Kennedy Center Celebrating Arabs

How low can we sink in America? The Washington Times reports on an upcoming Kennedy Center festival:

serbian skulls

Serbian Skulls (Chele-kula)

When "Arabesque: Arts of the Arab World" became a major Kennedy Center project a few years ago, it appeared to be a look at a distant, exotic world. After three years of planning, the center announced its three-week festival last spring. By then, the timeliness of its Arabic theme seemed downright prescient.

"Arabesque" opens Tuesday, looking more relevant than ever, bringing Washington an in-depth, multifaceted look at a part of the world vital to our own.

As theatergoers enter the Kennedy Center's two great halls, they will be surrounded by a large exhibition of 40 wedding dresses from the 22 Arab countries, some exquisitely crafted from an earlier time and some modern.

Every night of the festival, diverse groups will present free performances on the Millennium Stage. Among them will be oud players from Bahrain and Tunisia; an orchestra playing Andalusian music and five Marrakech women performing traditional Berber songs, with both groups from Morocco; Palestine poetry reading; a Yemeni lute player; and a band from Algeria combining Western and North African rhythms.

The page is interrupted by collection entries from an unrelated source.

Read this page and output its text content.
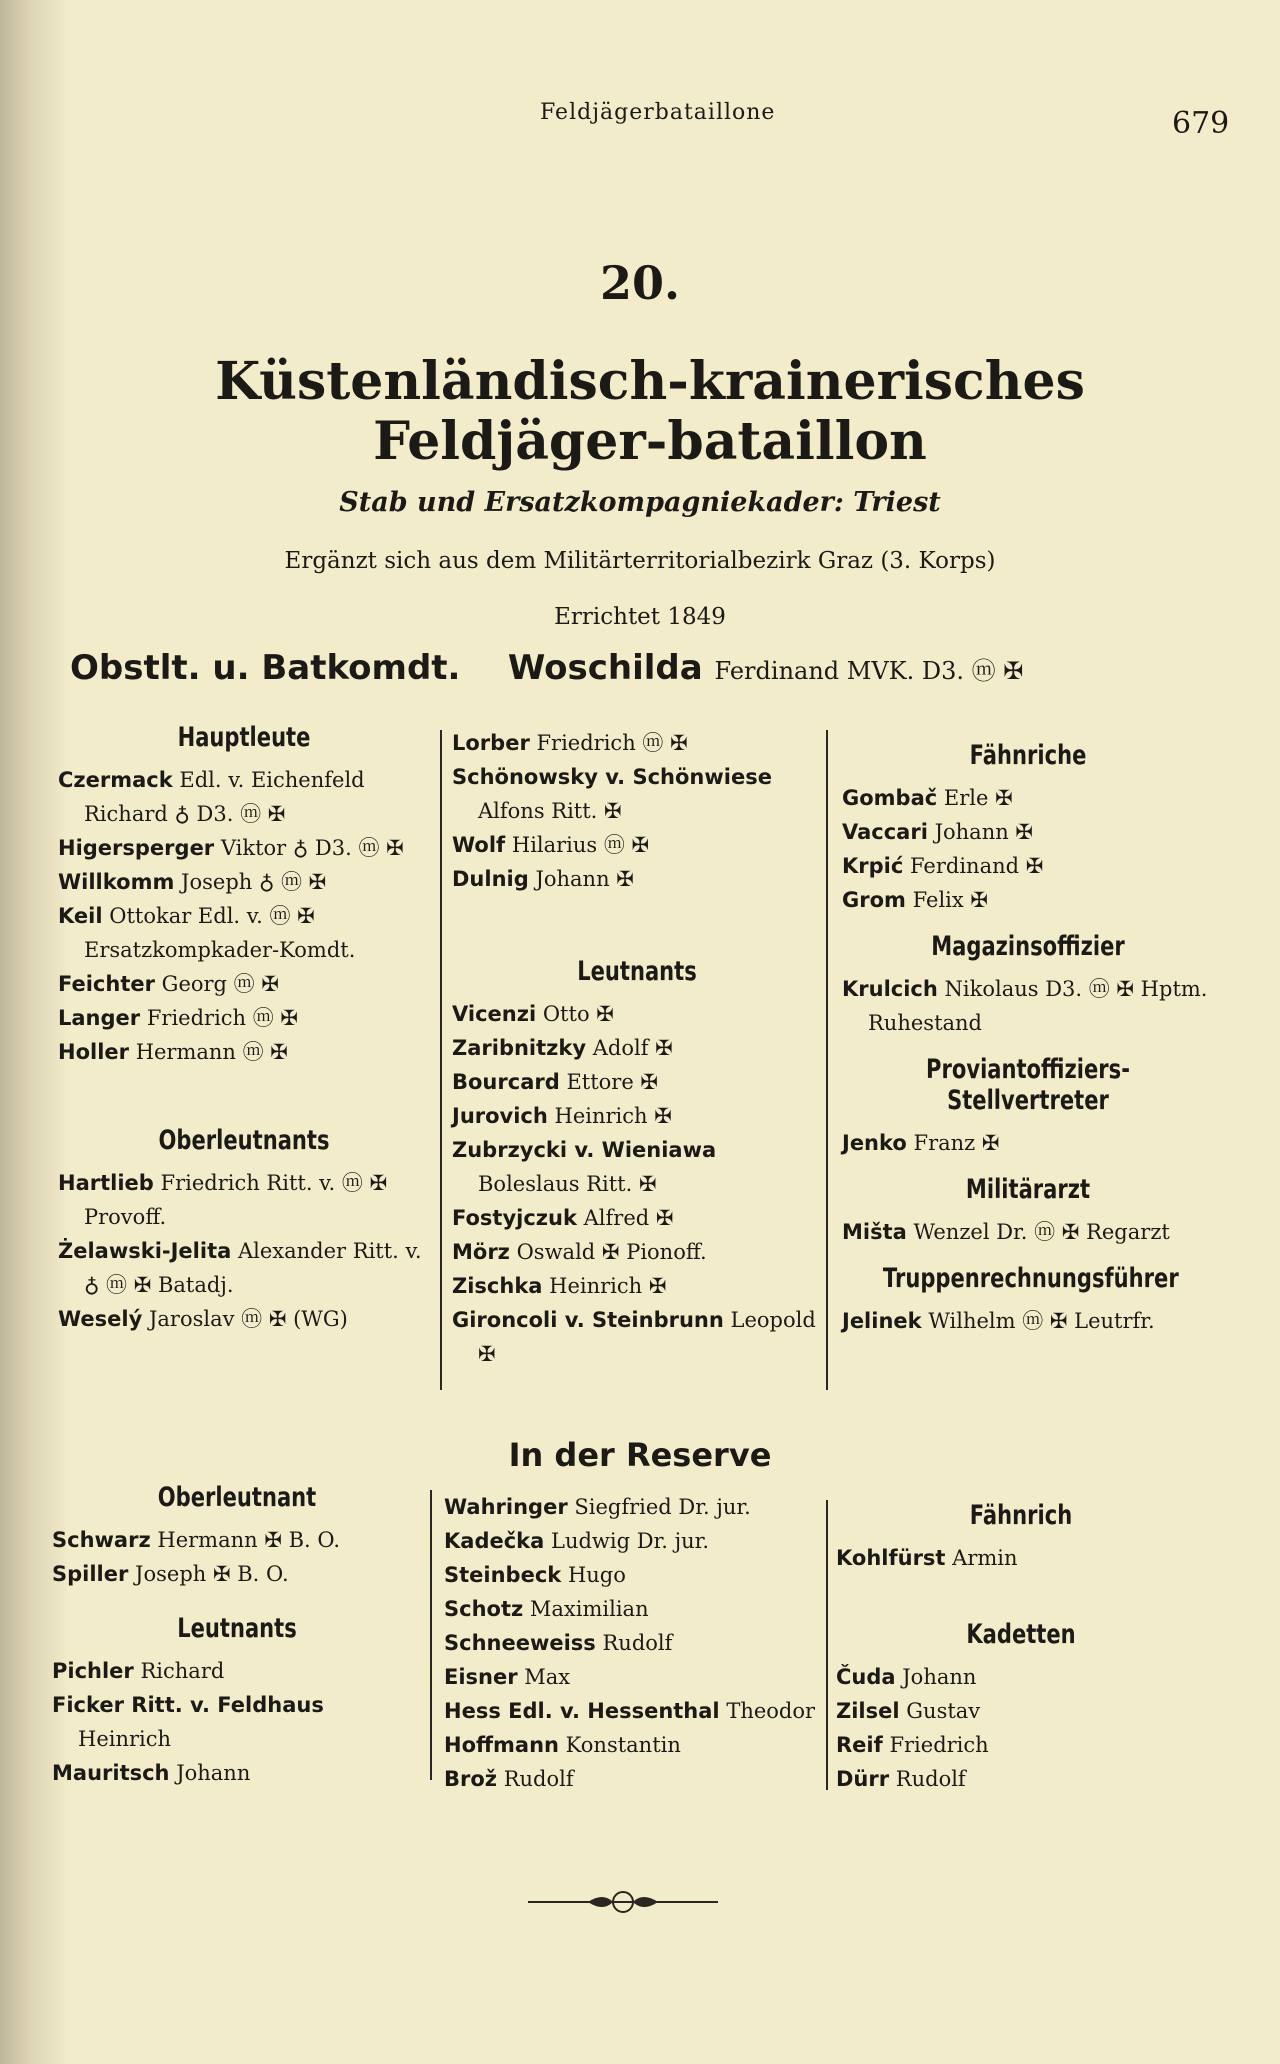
Feldjägerbataillone	679
20.
Küstenländisch-krainerisches Feldjäger-bataillon
Stab und Ersatzkompagniekader: Triest
Ergänzt sich aus dem Militärterritorialbezirk Graz (3. Korps)
Errichtet 1849
Obstlt. u. Batkomdt. Woschilda Ferdinand MVK. D3. ⓜ ✠
Hauptleute
Czermack Edl. v. Eichenfeld Richard ♁ D3. ⓜ ✠
Higersperger Viktor ♁ D3. ⓜ ✠
Willkomm Joseph ♁ ⓜ ✠
Keil Ottokar Edl. v. ⓜ ✠ Ersatzkompkader-Komdt.
Feichter Georg ⓜ ✠
Langer Friedrich ⓜ ✠
Holler Hermann ⓜ ✠
Oberleutnants
Hartlieb Friedrich Ritt. v. ⓜ ✠ Provoff.
Żelawski-Jelita Alexander Ritt. v. ♁ ⓜ ✠ Batadj.
Weselý Jaroslav ⓜ ✠ (WG)
Lorber Friedrich ⓜ ✠
Schönowsky v. Schönwiese Alfons Ritt. ✠
Wolf Hilarius ⓜ ✠
Dulnig Johann ✠
Leutnants
Vicenzi Otto ✠
Zaribnitzky Adolf ✠
Bourcard Ettore ✠
Jurovich Heinrich ✠
Zubrzycki v. Wieniawa Boleslaus Ritt. ✠
Fostyjczuk Alfred ✠
Mörz Oswald ✠ Pionoff.
Zischka Heinrich ✠
Gironcoli v. Steinbrunn Leopold ✠
Fähnriche
Gombač Erle ✠
Vaccari Johann ✠
Krpić Ferdinand ✠
Grom Felix ✠
Magazinsoffizier
Krulcich Nikolaus D3. ⓜ ✠ Hptm. Ruhestand
Proviantoffiziers-Stellvertreter
Jenko Franz ✠
Militärarzt
Mišta Wenzel Dr. ⓜ ✠ Regarzt
Truppenrechnungsführer
Jelinek Wilhelm ⓜ ✠ Leutrfr.
In der Reserve
Oberleutnant
Schwarz Hermann ✠ B. O.
Spiller Joseph ✠ B. O.
Leutnants
Pichler Richard
Ficker Ritt. v. Feldhaus Heinrich
Mauritsch Johann
Wahringer Siegfried Dr. jur.
Kadečka Ludwig Dr. jur.
Steinbeck Hugo
Schotz Maximilian
Schneeweiss Rudolf
Eisner Max
Hess Edl. v. Hessenthal Theodor
Hoffmann Konstantin
Brož Rudolf
Fähnrich
Kohlfürst Armin
Kadetten
Čuda Johann
Zilsel Gustav
Reif Friedrich
Dürr Rudolf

Yep, orchestra playing Andalusian music. Only been planned three years but is suddenly timely? Highlighting twenty-two ARAB countries? Orchestra playing Andalusian music? Harmless enough some say. Others might suggest that this very sort of naive public display is nothing more than a self-created trojan horse gifting those who wish us harm, and as is usual in these very strange times, the natives remain characteristically clueless.